Eylemi planlayanların Ahmet Taner Kışlalı’yı öldürme
kastı taşımadığı bir kez kabul edildiğinde, bir sorunun sorulması
da kaçınılmaz hâle geliyordu: Hangi bombacı, eylemi planlarken
eylem sonunda Kışlalı’nın canlı kalması kaygısını taşır? Bu sorunun
mantıkî cevabı şuydu kuşkusuz: Kışlalı’yı düşman değil, dost
görenler...
Tartışmanın sürmesi, iki gazetecinin dile getirdiği kuşkuların
kamuoyuna sirayet etmesi sonucunu doğurabilirdi... Hürriyet’in
manşeti işte tam o günlere, suikastın dördüncü gününe (25 Ekim
1999) denk geldi. Şöyleydi manşet:
“Ölüm, üçüncü paketle geldi / Suikastçının, Kışlalı’nın otomobiline
daha önce de iki kez boş kola ve bira kutusu koyduğu anlaşıldı.
İstihbaratçıların ‘yemleme’ diye adlandırdığı yöntemle, Kışlalı,
bir yandan tepkisi ölçülürken bir yandan da bombalı kutuya
alıştırıldı. Kışlalı, otosundaki bombalı bira kutusunu da gayri
ihtiyari şekilde aldı.”
Haberin “ana fikri” belliydi: “‘Öldürme kastı yoktu’ yaklaşımı
doğru değil. Dolayısıyla bombayı ‘dost kuvvetler’in koyduğu iddiası
saçma! Baksanıza, bombacılar işi garantiye almış!”
Peki, Hürriyet’e “Kışlalı’nın yemlendiğini” sızdıran
“istihbaratçılar” nereden edinmiş olabilirdi bu bilgiyi? Kışlalı,
ölümünden önce bu yönde bir başvuruda mı bulunmuştu? İyi de, böyle
bir başvuru, öncelikle polise yapılmaz mıydı? Durum böyleyse,
poliste neden yoktu böyle bir bilgi? Kışlalı böyle bir başvuruda
bulunmamışsa, “istihbaratçılar” bilgiyi nereden almıştı? Kışlalı
polise değil de “istihbaratçılar”a mı anlatmıştı önceki paketleri?
Peki, konuştuğu istihbaratçılar, onu, “Aman ha, buna ‘yemleme’
derler, bunların ardından hakiki bomba gelir” diye uyarmamışlar
mı?
Yemlenen hangisi? Kışlalı mı, Hürriyet mi?
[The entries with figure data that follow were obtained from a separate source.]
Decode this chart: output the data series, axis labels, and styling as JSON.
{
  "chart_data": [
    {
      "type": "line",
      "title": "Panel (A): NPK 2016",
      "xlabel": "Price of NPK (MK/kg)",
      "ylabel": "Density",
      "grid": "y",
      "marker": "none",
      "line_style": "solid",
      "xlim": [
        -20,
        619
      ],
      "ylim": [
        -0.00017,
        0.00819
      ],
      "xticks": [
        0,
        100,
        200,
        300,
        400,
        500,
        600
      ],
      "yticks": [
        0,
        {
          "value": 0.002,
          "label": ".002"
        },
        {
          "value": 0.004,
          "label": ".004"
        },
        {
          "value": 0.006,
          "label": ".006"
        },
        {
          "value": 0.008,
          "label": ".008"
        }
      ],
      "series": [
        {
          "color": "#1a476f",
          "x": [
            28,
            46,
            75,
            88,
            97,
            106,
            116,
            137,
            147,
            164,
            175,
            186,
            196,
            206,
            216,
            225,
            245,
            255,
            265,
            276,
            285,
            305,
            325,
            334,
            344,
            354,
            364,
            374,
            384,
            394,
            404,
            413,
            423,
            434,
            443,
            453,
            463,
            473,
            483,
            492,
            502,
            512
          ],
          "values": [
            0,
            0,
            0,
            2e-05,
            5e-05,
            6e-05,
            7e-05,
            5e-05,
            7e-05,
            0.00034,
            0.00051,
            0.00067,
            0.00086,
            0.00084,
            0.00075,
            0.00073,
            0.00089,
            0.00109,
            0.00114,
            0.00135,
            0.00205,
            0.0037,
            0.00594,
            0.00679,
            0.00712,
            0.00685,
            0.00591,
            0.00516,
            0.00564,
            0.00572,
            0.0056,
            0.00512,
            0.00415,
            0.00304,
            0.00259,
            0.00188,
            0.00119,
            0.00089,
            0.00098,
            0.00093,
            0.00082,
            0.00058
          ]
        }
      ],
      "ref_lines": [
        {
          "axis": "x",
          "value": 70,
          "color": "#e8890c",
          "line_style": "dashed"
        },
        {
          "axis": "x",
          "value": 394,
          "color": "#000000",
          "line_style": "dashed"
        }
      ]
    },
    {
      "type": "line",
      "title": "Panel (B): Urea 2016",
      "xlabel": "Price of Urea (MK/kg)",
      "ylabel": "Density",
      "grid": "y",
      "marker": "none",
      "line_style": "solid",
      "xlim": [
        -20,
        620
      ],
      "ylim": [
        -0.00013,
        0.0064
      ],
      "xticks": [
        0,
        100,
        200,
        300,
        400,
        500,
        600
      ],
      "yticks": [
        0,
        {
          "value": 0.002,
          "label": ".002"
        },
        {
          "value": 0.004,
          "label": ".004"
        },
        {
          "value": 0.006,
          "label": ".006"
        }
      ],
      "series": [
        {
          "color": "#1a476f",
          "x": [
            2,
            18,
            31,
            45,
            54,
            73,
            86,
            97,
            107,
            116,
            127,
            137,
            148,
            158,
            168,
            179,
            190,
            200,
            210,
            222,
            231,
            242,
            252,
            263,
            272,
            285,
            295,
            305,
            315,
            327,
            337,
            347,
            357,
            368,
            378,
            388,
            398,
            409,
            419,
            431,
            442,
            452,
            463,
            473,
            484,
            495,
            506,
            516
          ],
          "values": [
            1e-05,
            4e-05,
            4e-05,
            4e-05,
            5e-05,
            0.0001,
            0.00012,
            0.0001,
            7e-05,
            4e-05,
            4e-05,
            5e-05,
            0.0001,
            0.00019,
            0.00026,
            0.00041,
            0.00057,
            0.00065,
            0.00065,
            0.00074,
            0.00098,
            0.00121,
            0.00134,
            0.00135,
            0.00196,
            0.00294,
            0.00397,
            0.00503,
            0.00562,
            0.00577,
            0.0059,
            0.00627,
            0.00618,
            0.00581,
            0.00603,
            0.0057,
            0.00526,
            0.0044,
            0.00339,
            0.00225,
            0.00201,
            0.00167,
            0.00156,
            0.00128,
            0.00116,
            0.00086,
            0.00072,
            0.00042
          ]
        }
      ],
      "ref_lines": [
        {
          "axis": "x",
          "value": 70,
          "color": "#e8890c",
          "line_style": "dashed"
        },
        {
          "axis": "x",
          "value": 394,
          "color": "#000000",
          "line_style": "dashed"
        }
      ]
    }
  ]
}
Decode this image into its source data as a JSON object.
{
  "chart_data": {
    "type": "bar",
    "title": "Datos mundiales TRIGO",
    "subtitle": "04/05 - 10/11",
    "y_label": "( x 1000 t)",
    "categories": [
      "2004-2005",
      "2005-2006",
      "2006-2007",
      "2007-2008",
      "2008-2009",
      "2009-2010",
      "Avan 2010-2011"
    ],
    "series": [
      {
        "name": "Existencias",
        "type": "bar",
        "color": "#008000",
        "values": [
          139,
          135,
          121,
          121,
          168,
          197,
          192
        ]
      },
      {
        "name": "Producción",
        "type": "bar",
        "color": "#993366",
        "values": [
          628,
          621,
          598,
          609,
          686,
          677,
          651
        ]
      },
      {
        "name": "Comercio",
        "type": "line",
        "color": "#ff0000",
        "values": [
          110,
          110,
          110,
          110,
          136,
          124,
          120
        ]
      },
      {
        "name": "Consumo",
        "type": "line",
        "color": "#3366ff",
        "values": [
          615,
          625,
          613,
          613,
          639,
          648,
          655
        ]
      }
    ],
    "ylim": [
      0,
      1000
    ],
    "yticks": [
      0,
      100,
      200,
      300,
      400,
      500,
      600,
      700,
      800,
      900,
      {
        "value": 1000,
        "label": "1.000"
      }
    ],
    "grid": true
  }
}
Zaten sonraki günlerde ne polis teyit etti
“yemleme”yi, ne de Kışlalı’nın ailesi... Ayrıca Kışlalı’nın, “daha
önceki paketler”i eşine duyurmamış olması düşünülemezdi; çünkü,
resmî makamlara başvurduğunda “yemleme”nin ardından hakiki bombanın
gelebileceğini öğrenmiş olması gereken Kışlalı’nın, bombayı eşinin
de arabadan alabileceğini hesaba katmaması hiç akla yakın
görünmüyordu. Hem sonra, “yemleme”yi öğrenmiş Kışlalı, üçüncü
paketi neden almıştı?
Hürriyet’çiler, bu soruları, haber kaynaklarına sormuşlar mıydı?
Sordularsa, o manşeti nasıl attılar? Sormadılarsa, bu nasıl
gazetecilik?
Her şey açıktı: Hiçbir gazetecinin itibar etmeyeceği kadar
mesnetsiz bir istihbaratla karşı karşıyaydık. Ama haber, hem de
manşetten yayımlanmış, görevini ifa etmişti. Birileri, kamuoyunun,
eylemin öldürme kastıyla hazırlanmadığına, dolayısıyla da “dost
kuvvetler”in işi olabileceğine inanmasının önüne geçmek istemiş ve
bu da “büyük gazete”nin “yemlenmesi”yle büyük ölçüde
başarılmıştı.
*
NOT. Hesabım tutmadı, “Mumcu cinayetinde Hürriyet” bahsi salı
gününe kaldı.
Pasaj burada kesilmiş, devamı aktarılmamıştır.